Evidence-Based Food Safety in Public Catering

Evidence-Based Food Safety in Public Catering

Food safety in public catering: a focus on evidence-based practices and norovirus prevention.

Illnesses and outbreaks caused by caliciviruses, particularly norovirus, highlight that there is no room for operations based on estimations in the hospitality and public catering sectors. According to the InDeRe Food Research Institute, the foundation of safe food production today is not merely knowing the rules, but their evidence-based, documented, and verifiable application in daily practice.

International public health and food safety experiences are clear: norovirus is one of the most significant pathogens causing foodborne illnesses. Its spread can be largely attributed to sick food handlers or those with inadequate hygiene practices, as well as contaminated surfaces and ready-to-eat foods. According to the latest European Union summary, the number of reported foodborne outbreaks increased in 2024, with norovirus being among the most frequently identified causative agents.

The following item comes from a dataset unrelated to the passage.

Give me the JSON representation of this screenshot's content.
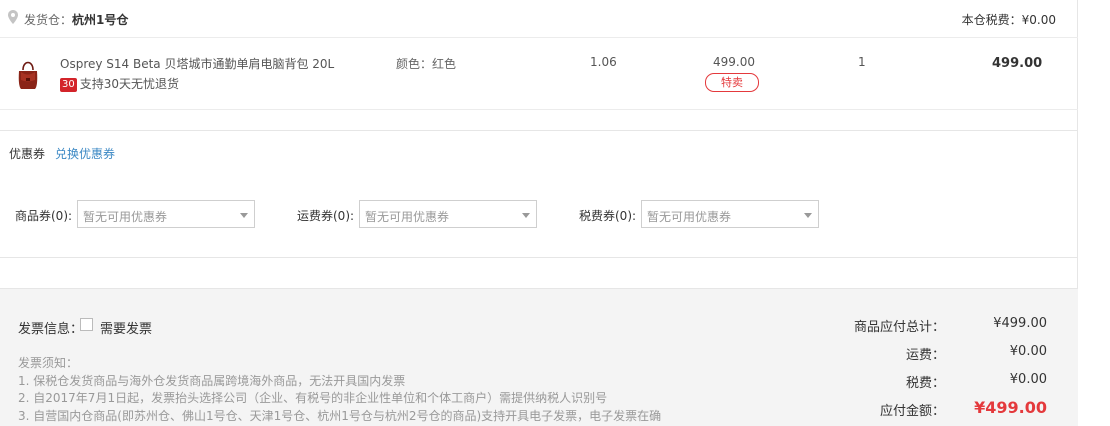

In this context, it is especially important that kitchen operations are not based on assumptions, routines, or an "it hasn't been a problem so far" approach. Evidence-based operation means that the food business operator understands the risks present in their own processes, how to prevent them, and what data, records, checks, and test results can substantiate all of this. This is now also a matter of reputation and legal certainty.

These processes clearly show the increasing importance of self-monitoring. Self-monitoring is not an administrative burden but the most crucial tool for responsible operation: daily verification that personal hygiene, hand hygiene, cleaning and disinfection, prevention of cross-contamination, heat treatment, the cold chain, and work organization are functioning correctly. Documented internal checks, recording deviations, and tracking corrective actions not only reduce risk but also make the existence of proper hygiene practices verifiable.

Discipline regarding the health status and employment of staff is particularly important. Exclusion from work in cases of vomiting and diarrhea symptoms, consistent adherence to return-to-work rules, the use of hand hygiene stations, and immediate disinfection protocols are not optional elements but fundamental requirements for epidemic prevention. Rules existing only on paper do not protect; true protection comes from the demonstrable alignment of daily kitchen operations with these rules.

Microbiological testing plays a key role in this. Laboratory results do not replace good hygiene practices but are indispensable for their validation and verification. Properly designed sampling – whether of food samples, samples from the technological environment, or surface checks – provides an objective picture of whether kitchen processes are truly capable of preventing contamination. European regulations also stipulate that food business operators must verify the proper functioning of their HACCP-based and good hygiene practice-based systems with microbiological tests as necessary.

According to InDeRe, the successful kitchens of the future will be those that not only aim to comply but can also prove their compliance. The trust of guests, beneficiaries, operators, and authorities increasingly depends on a business's ability to operate based on data, measurably, and traceably.

Therefore, the InDeRe Food Research Institute urges stakeholders in the hospitality and public catering sectors to treat self-monitoring systems not as a mandatory minimum, but as a strategic line of defense. Well-established hygiene discipline, regular training, consistent internal control, and targeted microbiological testing together provide true safety – and together enable a food business operator to credibly demonstrate that proper hygiene practices are present not just on paper, but in daily operations within their kitchens.